Deepwater still has a few hurdlesAfter CRMC vote (if approved)
Four agencies — two state and two federal — will have the final say on whether the Deepwater Wind project moves into the construction phase.
It was announced last week that the state Coastal Resources Management Council (CRMC) may make its final vote on the project at a May 13 meeting (it has 45 days after the meeting to cast its vote). According to Deepwater Wind CEO Jeff Grybowski, that will be the final vote the CRMC will make on the matter.
The state Department of Environmental Management (DEM) is the other state agency that must approve the project.
If the Block Island Wind Farm is given the go-ahead by the CRMC and the DEM, the permitting process will move to the federal level, according to Grybowski.
“The CRMC [vote] is a prerequisite to the federal steps of the permitting process,” said Grybowski.

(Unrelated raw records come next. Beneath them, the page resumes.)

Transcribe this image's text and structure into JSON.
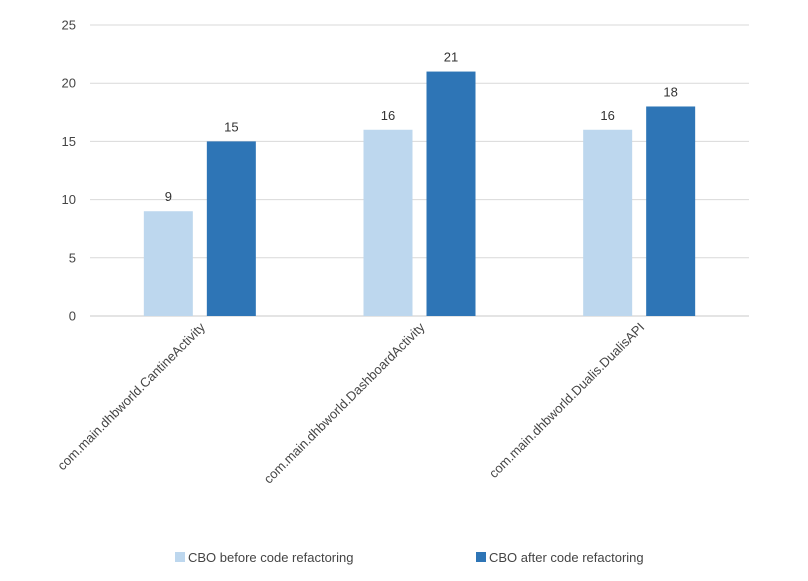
{
  "chart_data": {
    "type": "bar",
    "categories": [
      "com.main.dhbworld.CantineActivity",
      "com.main.dhbworld.DashboardActivity",
      "com.main.dhbworld.Dualis.DualisAPI"
    ],
    "series": [
      {
        "name": "CBO before code refactoring",
        "values": [
          9,
          16,
          16
        ],
        "color": "#bdd7ee"
      },
      {
        "name": "CBO after code refactoring",
        "values": [
          15,
          21,
          18
        ],
        "color": "#2e75b6"
      }
    ],
    "ylim": [
      0,
      25
    ],
    "yticks": [
      0,
      5,
      10,
      15,
      20,
      25
    ],
    "grid": true,
    "legend": "bottom",
    "data_labels": true
  }
}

The Army Corps of Engineers oversees the entire wind farm, said Grybowski. It is currently reviewing Deepwater’s 10,000-page environmental report. Grybowski said the Army Corps has all the information and documentation it needs to make a decision. It is not known when the Army Corps will issue its permit (pending the CRMC vote), Grybowski said.
“We are in federal waters, and they must issue an individual permit,” said Grybowski of the Army Corps.
The other federal agency, the Bureau of Ocean Energy Management (BOEM), has a narrower purview, according to Grybowski. The BOEM must issue a “right of way” permit because nine miles of the transmission cable that will connect Block Island to the mainland is in international waters. (The CRMC has jurisdiction over the remaining three miles.)
“The BOEM will act roughly at the same time as the Army Corps,” said Grybowski, again adding that he was not sure when a decision might be made.
In related news, Grybowski said that the fifteen blades needed for the five turbines have been delivered in Denmark. As to where the turbines will be built, Grybowski said that although the final turbines will be assembled here, sections of the turbines will be constructed elsewhere.
“A variety of components will be brought in from the Gulf of Mexico, some from Europe and other components will go to a port here in Rhode Island – [turbine components will be] assembled in a variety of places,” Grybowski said.
Construction is scheduled to begin in 2015.